Iron and Sphingolipids as Common Players of (Mal)Adaptation to Hypoxia in Pulmonary Diseases

Abstract

Hypoxia, or lack of oxygen, can occur in both physiological (high altitude) and pathological conditions (respiratory diseases). In this narrative review, we introduce high altitude pulmonary edema (HAPE), acute respiratory distress syndrome (ARDS), Chronic Obstructive Pulmonary Disease (COPD), and Cystic Fibrosis (CF) as examples of maladaptation to hypoxia, and highlight some of the potential mechanisms influencing the prognosis of the affected patients. Among the specific pathways modulated in response to hypoxia, iron metabolism has been widely explored in recent years. Recent evidence emphasizes hepcidin as highly involved in the compensatory response to hypoxia in healthy subjects. A less investigated field in the adaptation to hypoxia is the sphingolipid (SPL) metabolism, especially through Ceramide and sphingosine 1 phosphate. Both individually and in concert, iron and SPL are active players of the (mal)adaptation to physiological hypoxia, which can result in the pathological HAPE. Our aim is to identify some pathways and/or markers involved in the physiological adaptation to low atmospheric pressures (high altitudes) that could be involved in pathological adaptation to hypoxia as it occurs in pulmonary inflammatory diseases. Hepcidin, Cer, S1P, and their interplay in hypoxia are raising growing interest both as prognostic factors and therapeutical targets.
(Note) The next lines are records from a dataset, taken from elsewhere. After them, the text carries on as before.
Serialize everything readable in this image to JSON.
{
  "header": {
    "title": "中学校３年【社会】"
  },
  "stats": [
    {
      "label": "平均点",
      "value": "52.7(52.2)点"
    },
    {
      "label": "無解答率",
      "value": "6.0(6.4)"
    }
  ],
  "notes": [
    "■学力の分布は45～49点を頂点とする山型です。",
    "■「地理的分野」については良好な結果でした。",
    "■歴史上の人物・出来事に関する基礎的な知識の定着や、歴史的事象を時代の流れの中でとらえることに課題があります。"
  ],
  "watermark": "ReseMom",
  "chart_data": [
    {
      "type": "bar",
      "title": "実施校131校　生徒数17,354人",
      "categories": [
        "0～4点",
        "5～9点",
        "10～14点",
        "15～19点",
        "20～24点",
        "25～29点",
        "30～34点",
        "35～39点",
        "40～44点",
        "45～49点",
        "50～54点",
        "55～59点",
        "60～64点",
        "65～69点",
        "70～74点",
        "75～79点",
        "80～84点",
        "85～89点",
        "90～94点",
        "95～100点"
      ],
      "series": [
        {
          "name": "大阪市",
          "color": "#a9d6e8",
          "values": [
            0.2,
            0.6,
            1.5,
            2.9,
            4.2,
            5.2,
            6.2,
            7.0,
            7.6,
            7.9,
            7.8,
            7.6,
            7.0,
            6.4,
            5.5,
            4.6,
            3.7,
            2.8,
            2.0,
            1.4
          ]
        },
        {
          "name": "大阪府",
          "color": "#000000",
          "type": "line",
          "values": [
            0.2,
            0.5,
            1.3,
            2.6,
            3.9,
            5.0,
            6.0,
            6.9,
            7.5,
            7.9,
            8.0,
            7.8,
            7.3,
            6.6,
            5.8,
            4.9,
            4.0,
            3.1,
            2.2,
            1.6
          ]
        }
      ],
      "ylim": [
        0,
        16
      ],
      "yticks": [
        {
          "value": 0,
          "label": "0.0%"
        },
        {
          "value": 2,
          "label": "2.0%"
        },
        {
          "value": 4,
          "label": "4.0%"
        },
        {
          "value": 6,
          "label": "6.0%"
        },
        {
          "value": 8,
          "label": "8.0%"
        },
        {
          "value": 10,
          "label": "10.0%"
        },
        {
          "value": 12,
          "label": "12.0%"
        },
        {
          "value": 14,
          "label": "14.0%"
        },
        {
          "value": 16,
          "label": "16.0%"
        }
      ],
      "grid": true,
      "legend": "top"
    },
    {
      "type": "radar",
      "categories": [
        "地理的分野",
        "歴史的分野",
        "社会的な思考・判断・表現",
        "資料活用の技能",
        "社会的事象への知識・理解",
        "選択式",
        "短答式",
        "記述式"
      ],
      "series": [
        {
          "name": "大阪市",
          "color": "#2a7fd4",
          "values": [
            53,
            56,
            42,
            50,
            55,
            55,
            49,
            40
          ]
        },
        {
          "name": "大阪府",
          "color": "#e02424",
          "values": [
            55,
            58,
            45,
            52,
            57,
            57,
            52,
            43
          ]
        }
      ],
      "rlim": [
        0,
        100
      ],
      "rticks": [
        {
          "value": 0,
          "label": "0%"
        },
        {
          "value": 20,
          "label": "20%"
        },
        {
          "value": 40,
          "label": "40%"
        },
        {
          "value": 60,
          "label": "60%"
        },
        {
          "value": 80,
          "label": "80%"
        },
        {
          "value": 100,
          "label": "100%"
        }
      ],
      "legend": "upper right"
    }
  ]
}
Keywords: ARDS; COPD; Cystic Fibrosis; adaptation; ceramide; hepcidin; hypoxia; iron; sphingolipids.

Figure 1

Iron and sphingolipids interplay in response to inflammation and hypoxia. A correct adaptation to hypoxia results in the inhibition of the regulator peptide hepcidin (line 1). Hepcidin main action is the reduction of the outflow of the intracellular ferrous iron (Fe²⁺), which is mediated by ferroportin (Fpn). Therefore, if Fpn is less inhibited, iron can be released in the blood stream, bound to the trasporter fransferrin (Tf) in its ferric form (Fe³⁺), and then reach the bone marrow, to contribute to the hematopoietic response. On the other hand, inflammation induces an increase in hepcidin, which blocks such adaptation. Both inflammation and hypoxia are sources of oxidative stress (lines 2a and 2b). An excess of intracellular iron can be a further source of oxidative stress, through the Fenton reaction (showed at the bottom). Both inflammation and hypoxia increase the production of Ceramide (Cer, lines 3a and 3b) derived by a de novo biosynthetic pathway, mediated by serin palmitoyl transferase (SPT) in the endoplasmic reticulum (ER), and by the hydrolysis of sphingomyelin (SM), mediated by neutral sphingomyelinase (nSMase). Cer accumulation promotes hepcidin expression (line 4) with a consequent increase in intracellular iron content, which, in turn, triggers Cer production (via activation of SM hydrolysis) in a vicious loop. Furthermore, ceramidase (CDase) converts Cer in sphingosine (Sph), which is phosphorylated by sphingosine kinase 1 (SK1) to produce sphingosine 1 phosphate (S1P). S1P acts as an oxygen-independent regulator of HIFs.